Ce qu’il faut retenir

//Annoncée en début de quinquennat, la grande réforme du grand âge n’a jamais été engagée, remplacée dans le PLFSS 2022 par une série de mesures en faveur du vieillissement : instauration d’un tarif plancher pour les services d’aide à domicile, revalorisation des rémunérations de 13 à 15 % dans la branche de l’aide à domicile, création de 10 000 postes dans les Ehpad d’ici à 2025. Au total, 400 millions d’euros seront débloqués pour aider un secteur qui a particulièrement souffert pendant la crise Covid et qui risque de souffrir encore davantage à l’avenir, compte tenu du vieillissement croissant de la population.

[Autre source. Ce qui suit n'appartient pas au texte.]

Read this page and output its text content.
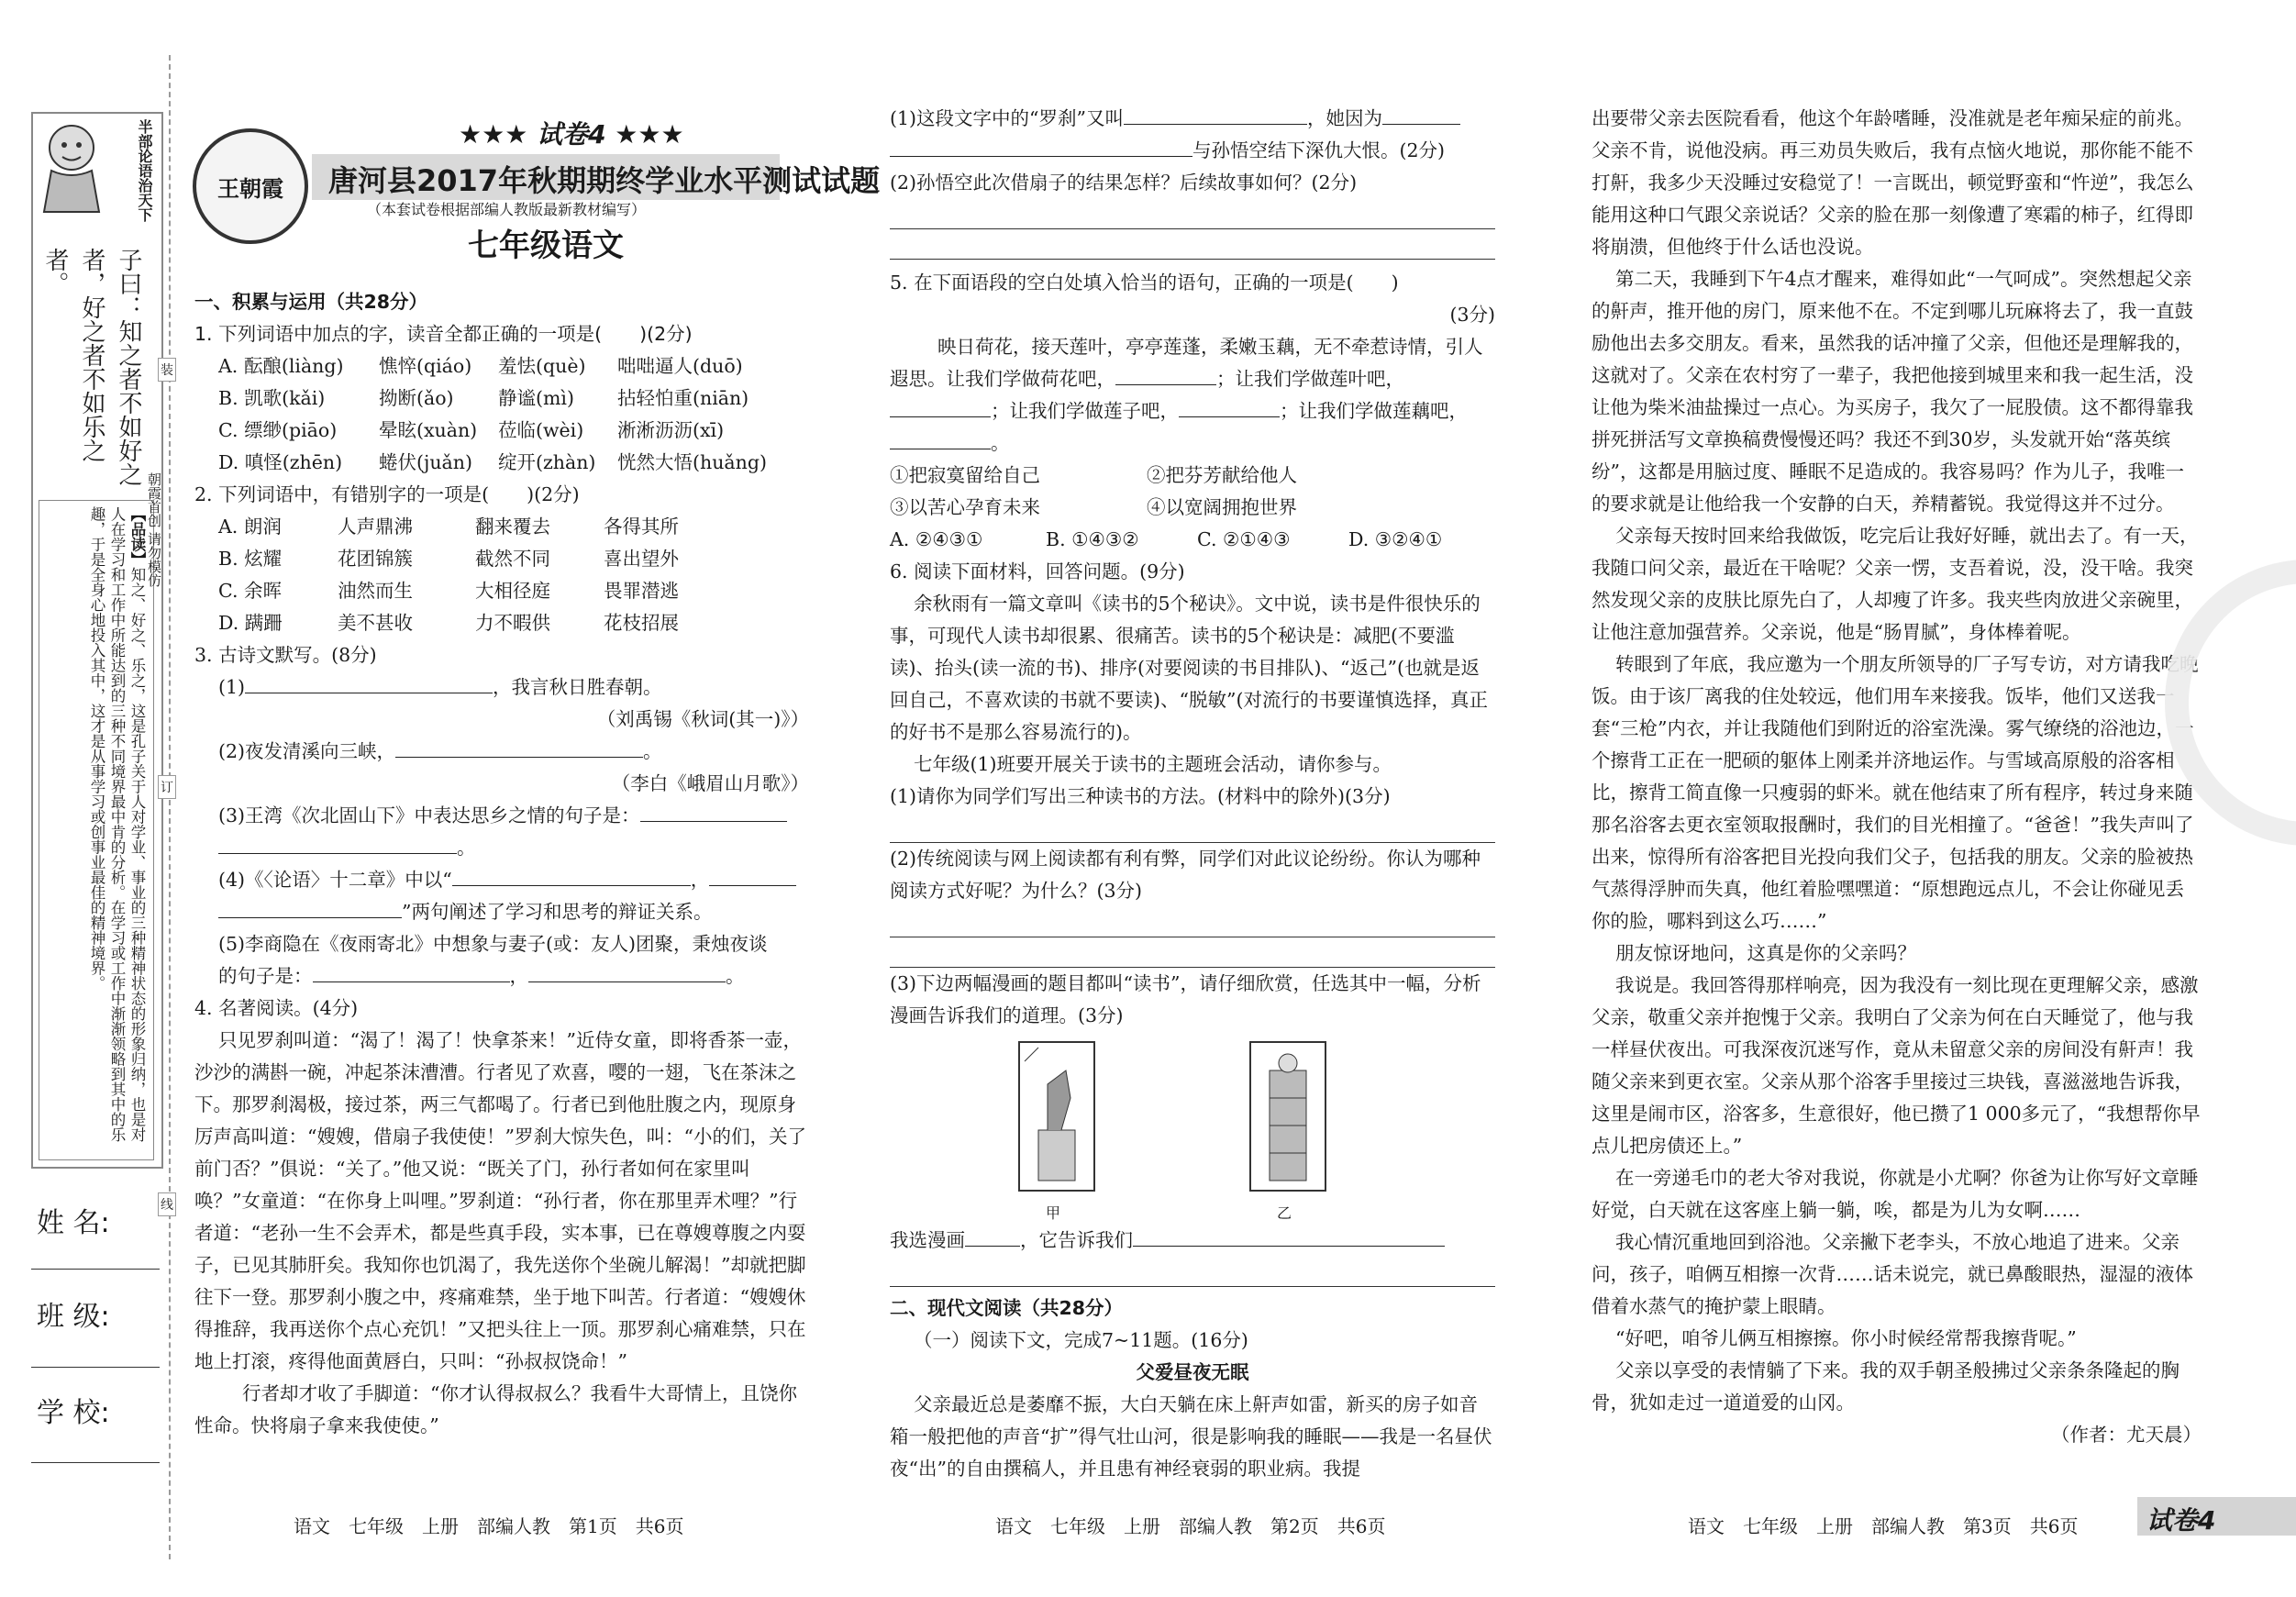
半部论语治天下
子曰：知之者不如好之者，好之者不如乐之者。
【品读】知之、好之、乐之，这是孔子关于人对学业、事业的三种精神状态的形象归纳，也是对人在学习和工作中所能达到的三种不同境界最中肯的分析。在学习或工作中渐渐领略到其中的乐趣，于是全身心地投入其中，这才是从事学习或创事业最佳的精神境界。
姓 名:
班 级:
学 校:
装
订
线
朝霞首创 请勿模仿
王朝霞
★★★ 试卷4 ★★★
唐河县2017年秋期期终学业水平测试试题
（本套试卷根据部编人教版最新教材编写）
七年级语文

一、积累与运用（共28分）

1. 下列词语中加点的字，读音全都正确的一项是(　　)(2分)

A. 酝酿(liàng)	憔悴(qiáo)	羞怯(què)	咄咄逼人(duō)
B. 凯歌(kǎi)	拗断(ǎo)	静谧(mì)	拈轻怕重(niān)
C. 缥缈(piāo)	晕眩(xuàn)	莅临(wèi)	淅淅沥沥(xī)
D. 嗔怪(zhēn)	蜷伏(juǎn)	绽开(zhàn)	恍然大悟(huǎng)

2. 下列词语中，有错别字的一项是(　　)(2分)

A. 朗润	人声鼎沸	翻来覆去	各得其所
B. 炫耀	花团锦簇	截然不同	喜出望外
C. 余晖	油然而生	大相径庭	畏罪潜逃
D. 蹒跚	美不甚收	力不暇供	花枝招展

3. 古诗文默写。(8分)

(1)	，我言秋日胜春朝。

（刘禹锡《秋词(其一)》）

(2)夜发清溪向三峡，	。

（李白《峨眉山月歌》）

(3)王湾《次北固山下》中表达思乡之情的句子是：

。

(4)《〈论语〉十二章》中以“	，

”两句阐述了学习和思考的辩证关系。

(5)李商隐在《夜雨寄北》中想象与妻子(或：友人)团聚，秉烛夜谈

的句子是：	，	。

4. 名著阅读。(4分)

只见罗刹叫道：“渴了！渴了！快拿茶来！”近侍女童，即将香茶一壶，沙沙的满斟一碗，冲起茶沫漕漕。行者见了欢喜，嘤的一翅，飞在茶沫之下。那罗刹渴极，接过茶，两三气都喝了。行者已到他肚腹之内，现原身厉声高叫道：“嫂嫂，借扇子我使使！”罗刹大惊失色，叫：“小的们，关了前门否？”俱说：“关了。”他又说：“既关了门，孙行者如何在家里叫唤？”女童道：“在你身上叫哩。”罗刹道：“孙行者，你在那里弄术哩？”行者道：“老孙一生不会弄术，都是些真手段，实本事，已在尊嫂尊腹之内耍子，已见其肺肝矣。我知你也饥渴了，我先送你个坐碗儿解渴！”却就把脚往下一登。那罗刹小腹之中，疼痛难禁，坐于地下叫苦。行者道：“嫂嫂休得推辞，我再送你个点心充饥！”又把头往上一顶。那罗刹心痛难禁，只在地上打滚，疼得他面黄唇白，只叫：“孙叔叔饶命！”

行者却才收了手脚道：“你才认得叔叔么？我看牛大哥情上，且饶你性命。快将扇子拿来我使使。”

(1)这段文字中的“罗刹”又叫	，她因为

与孙悟空结下深仇大恨。(2分)

(2)孙悟空此次借扇子的结果怎样？后续故事如何？(2分)

5. 在下面语段的空白处填入恰当的语句，正确的一项是(　　)

(3分)

映日荷花，接天莲叶，亭亭莲蓬，柔嫩玉藕，无不牵惹诗情，引人遐思。让我们学做荷花吧，	；让我们学做莲叶吧，；让我们学做莲子吧，	；让我们学做莲藕吧，。

①把寂寞留给自己	②把芬芳献给他人
③以苦心孕育未来	④以宽阔拥抱世界
A. ②④③①	B. ①④③②	C. ②①④③	D. ③②④①

6. 阅读下面材料，回答问题。(9分)

余秋雨有一篇文章叫《读书的5个秘诀》。文中说，读书是件很快乐的事，可现代人读书却很累、很痛苦。读书的5个秘诀是：减肥(不要滥读)、抬头(读一流的书)、排序(对要阅读的书目排队)、“返己”(也就是返回自己，不喜欢读的书就不要读)、“脱敏”(对流行的书要谨慎选择，真正的好书不是那么容易流行的)。

七年级(1)班要开展关于读书的主题班会活动，请你参与。

(1)请你为同学们写出三种读书的方法。(材料中的除外)(3分)

(2)传统阅读与网上阅读都有利有弊，同学们对此议论纷纷。你认为哪种阅读方式好呢？为什么？(3分)

(3)下边两幅漫画的题目都叫“读书”，请仔细欣赏，任选其中一幅，分析漫画告诉我们的道理。(3分)

甲	乙

我选漫画	，它告诉我们

二、现代文阅读（共28分）

（一）阅读下文，完成7~11题。(16分)

父爱昼夜无眠

父亲最近总是萎靡不振，大白天躺在床上鼾声如雷，新买的房子如音箱一般把他的声音“扩”得气壮山河，很是影响我的睡眠——我是一名昼伏夜“出”的自由撰稿人，并且患有神经衰弱的职业病。我提

出要带父亲去医院看看，他这个年龄嗜睡，没准就是老年痴呆症的前兆。父亲不肯，说他没病。再三劝员失败后，我有点恼火地说，那你能不能不打鼾，我多少天没睡过安稳觉了！一言既出，顿觉野蛮和“忤逆”，我怎么能用这种口气跟父亲说话？父亲的脸在那一刻像遭了寒霜的柿子，红得即将崩溃，但他终于什么话也没说。

第二天，我睡到下午4点才醒来，难得如此“一气呵成”。突然想起父亲的鼾声，推开他的房门，原来他不在。不定到哪儿玩麻将去了，我一直鼓励他出去多交朋友。看来，虽然我的话冲撞了父亲，但他还是理解我的，这就对了。父亲在农村穷了一辈子，我把他接到城里来和我一起生活，没让他为柴米油盐操过一点心。为买房子，我欠了一屁股债。这不都得靠我拼死拼活写文章换稿费慢慢还吗？我还不到30岁，头发就开始“落英缤纷”，这都是用脑过度、睡眠不足造成的。我容易吗？作为儿子，我唯一的要求就是让他给我一个安静的白天，养精蓄锐。我觉得这并不过分。

父亲每天按时回来给我做饭，吃完后让我好好睡，就出去了。有一天，我随口问父亲，最近在干啥呢？父亲一愣，支吾着说，没，没干啥。我突然发现父亲的皮肤比原先白了，人却瘦了许多。我夹些肉放进父亲碗里，让他注意加强营养。父亲说，他是“肠胃腻”，身体棒着呢。

转眼到了年底，我应邀为一个朋友所领导的厂子写专访，对方请我吃晚饭。由于该厂离我的住处较远，他们用车来接我。饭毕，他们又送我一套“三枪”内衣，并让我随他们到附近的浴室洗澡。雾气缭绕的浴池边，一个擦背工正在一肥硕的躯体上刚柔并济地运作。与雪域高原般的浴客相比，擦背工简直像一只瘦弱的虾米。就在他结束了所有程序，转过身来随那名浴客去更衣室领取报酬时，我们的目光相撞了。“爸爸！”我失声叫了出来，惊得所有浴客把目光投向我们父子，包括我的朋友。父亲的脸被热气蒸得浮肿而失真，他红着脸嘿嘿道：“原想跑远点儿，不会让你碰见丢你的脸，哪料到这么巧……”

朋友惊讶地问，这真是你的父亲吗？

我说是。我回答得那样响亮，因为我没有一刻比现在更理解父亲，感激父亲，敬重父亲并抱愧于父亲。我明白了父亲为何在白天睡觉了，他与我一样昼伏夜出。可我深夜沉迷写作，竟从未留意父亲的房间没有鼾声！我随父亲来到更衣室。父亲从那个浴客手里接过三块钱，喜滋滋地告诉我，这里是闹市区，浴客多，生意很好，他已攒了1 000多元了，“我想帮你早点儿把房债还上。”

在一旁递毛巾的老大爷对我说，你就是小尤啊？你爸为让你写好文章睡好觉，白天就在这客座上躺一躺，唉，都是为儿为女啊……

我心情沉重地回到浴池。父亲撇下老李头，不放心地追了进来。父亲问，孩子，咱俩互相擦一次背……话未说完，就已鼻酸眼热，湿湿的液体借着水蒸气的掩护蒙上眼睛。

“好吧，咱爷儿俩互相擦擦。你小时候经常帮我擦背呢。”

父亲以享受的表情躺了下来。我的双手朝圣般拂过父亲条条隆起的胸骨，犹如走过一道道爱的山冈。

（作者：尤天晨）

语文　七年级　上册　部编人教　第1页　共6页	语文　七年级　上册　部编人教　第2页　共6页	语文　七年级　上册　部编人教　第3页　共6页	试卷4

//Pointées du doigt pour leur mauvais traitement des résidents, les deux groupes gestionnaires d’établissements médicalisés pour personnes âgées Korian et Orpéa ont décidé de se transformer en sociétés à mission afin d’afficher plus en avant leur engagement éthique. « Orpéa travaille depuis plusieurs mois sur sa raison d’être et étudie la possibilité de devenir société à mission. Son comité d’études RSE et innovation étudie actuellement les enjeux et les modalités de transformation associés », confie-t-on au sein du groupe. À quel horizon ? « Très prochainement », assure-t-on du côté de leur service RSE. À voir s’il s’agira d’un engagement sincère ou d’une action de social-washing…

En chiffres

728 000

personnes fréquentaient, en 2015, un établissement d’hébergement pour personnes âgées ou y vivaient, soit 10 % des personnes âgées de 75 ans ou plus et un tiers de celles âgées de 90 ans ou plus. (Source : Drees)

1 983

euros, c’est le tarif médian du prix mensuel d’une place dans un Ehpad public. Il est de 2 020 euros pour le privé.